Ayadi Tahar | How to perform broadcast joins in Spark ?

How to perform broadcast joins in Spark ?

Publish Date: 2022-07-29


in this article we will see how to perform broadcast join , which known in other names as map side or replicated join, using Apache Spark . If we don’t use a broadcast feature when performing a join on 2 dataframes, it will result in heavy shuffle operations in the cluster, which will make our analysis more expensive in terms of time and resources, and we need to avoid that behavior whenever possible .

Stock Market Dataset

This dataset contains Historical daily prices for all tickers currently trading on NASDAQ. The historic data is retrieved from Yahoo finance and it is publicly available here at kaggle

All that ticker data is then stored in either ETFs or stocks folder, depending on a type. but for our case we will only use stocks folder and not ETFs. Moreover, each filename is the corresponding ticker symbol which is saved in CSV format with common fields:

  • symbol: the ticker name
  • Date- specifies trading date
  • Open - opening price
  • High - maximum price during the day
  • Low - minimum price during the day
  • Close - close price adjusted for splits
  • Adj Close - adjusted close price adjusted for both dividends and splits.
  • Volume - the number of shares that changed hands during a given day

the  symbols_valid_meta.csv contains some additional metadata for each ticker such as full name.

Basically in our case we will join the dataframe created from stocks folder with the dataframe created from symbols_valid_meta.csv to get the symbol with its full name and other infos.

I made some light modifications on stocks' dataset folder, which I remove the header and add a symbol column on each ticker , in order to use it later for joining .

To get hands on practice with the examples below, you will find the dataset available in my GitHub repository .

1. Create a stocks dataframe

after you download the dataset, you can load the stocks' data into spark using Pyspark (we are using pyspark version 3.2 here) with the next following commands.

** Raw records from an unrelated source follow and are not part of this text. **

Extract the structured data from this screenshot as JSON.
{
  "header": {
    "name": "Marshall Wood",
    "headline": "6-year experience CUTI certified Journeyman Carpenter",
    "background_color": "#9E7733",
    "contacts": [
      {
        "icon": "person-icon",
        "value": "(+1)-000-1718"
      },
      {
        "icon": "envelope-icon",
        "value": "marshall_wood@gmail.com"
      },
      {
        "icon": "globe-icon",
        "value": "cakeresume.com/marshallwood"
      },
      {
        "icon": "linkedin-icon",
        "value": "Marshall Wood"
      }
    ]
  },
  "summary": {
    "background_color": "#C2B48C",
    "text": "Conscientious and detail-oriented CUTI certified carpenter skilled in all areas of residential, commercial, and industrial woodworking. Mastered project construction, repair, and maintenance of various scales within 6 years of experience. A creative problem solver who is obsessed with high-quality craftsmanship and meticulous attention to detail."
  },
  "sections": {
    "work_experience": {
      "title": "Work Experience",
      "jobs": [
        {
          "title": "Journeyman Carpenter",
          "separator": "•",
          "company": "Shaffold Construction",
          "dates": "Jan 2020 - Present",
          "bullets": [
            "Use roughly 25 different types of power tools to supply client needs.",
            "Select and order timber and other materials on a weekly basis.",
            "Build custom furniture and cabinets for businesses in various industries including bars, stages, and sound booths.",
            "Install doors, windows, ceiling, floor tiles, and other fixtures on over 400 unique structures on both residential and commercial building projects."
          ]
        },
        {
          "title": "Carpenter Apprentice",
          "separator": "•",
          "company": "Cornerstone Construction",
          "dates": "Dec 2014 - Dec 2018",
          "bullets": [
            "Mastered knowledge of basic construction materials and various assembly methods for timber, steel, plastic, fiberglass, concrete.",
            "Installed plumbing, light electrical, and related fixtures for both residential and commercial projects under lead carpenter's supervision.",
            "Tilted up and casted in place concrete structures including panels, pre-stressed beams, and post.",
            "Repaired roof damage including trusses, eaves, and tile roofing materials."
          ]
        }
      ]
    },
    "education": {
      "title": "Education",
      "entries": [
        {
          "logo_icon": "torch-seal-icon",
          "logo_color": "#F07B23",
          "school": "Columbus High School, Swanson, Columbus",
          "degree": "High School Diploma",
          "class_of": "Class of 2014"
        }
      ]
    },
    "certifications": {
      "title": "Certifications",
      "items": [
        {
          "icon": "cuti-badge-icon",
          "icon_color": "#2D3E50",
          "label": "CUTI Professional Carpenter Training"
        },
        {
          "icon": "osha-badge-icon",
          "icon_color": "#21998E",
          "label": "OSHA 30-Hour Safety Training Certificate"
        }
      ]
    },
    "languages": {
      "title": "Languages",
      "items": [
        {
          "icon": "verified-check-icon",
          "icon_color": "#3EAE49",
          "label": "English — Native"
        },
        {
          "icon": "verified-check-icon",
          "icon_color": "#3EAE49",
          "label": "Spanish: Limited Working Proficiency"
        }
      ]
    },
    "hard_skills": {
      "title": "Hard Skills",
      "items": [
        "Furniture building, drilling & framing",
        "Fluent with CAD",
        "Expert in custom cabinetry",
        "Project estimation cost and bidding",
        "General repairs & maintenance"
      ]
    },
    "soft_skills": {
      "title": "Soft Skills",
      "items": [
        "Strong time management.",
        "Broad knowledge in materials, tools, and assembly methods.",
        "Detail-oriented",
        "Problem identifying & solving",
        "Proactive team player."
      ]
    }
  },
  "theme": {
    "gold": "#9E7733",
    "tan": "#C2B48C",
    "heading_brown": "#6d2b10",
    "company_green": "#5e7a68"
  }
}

as our dataset doesn't include header, and it is very large, we have to explicitly specify schema :


>>> stocks_schema = """
    symbol string,
    Date date,
    Open Double,
    High Double,
    Low Double,
    Close Double,
    Adj_Close Double,
    Volume Double
    """

we can create the dataframe from stocks folder using this syntax:


>>> stocks = spark.read.csv("data/stocks/*.csv",
                            schema=stocks_schema,
                            header=False)

the schema should be as the on specified earlier:


>>> stocks.printSchema()
root
    |-- symbol: string (nullable = true)
    |-- Date: date (nullable = true)
    |-- Open: double (nullable = true)
    |-- High: double (nullable = true)
    |-- Low: double (nullable = true)
    |-- Close: double (nullable = true)
    |-- Adj_Close: double (nullable = true)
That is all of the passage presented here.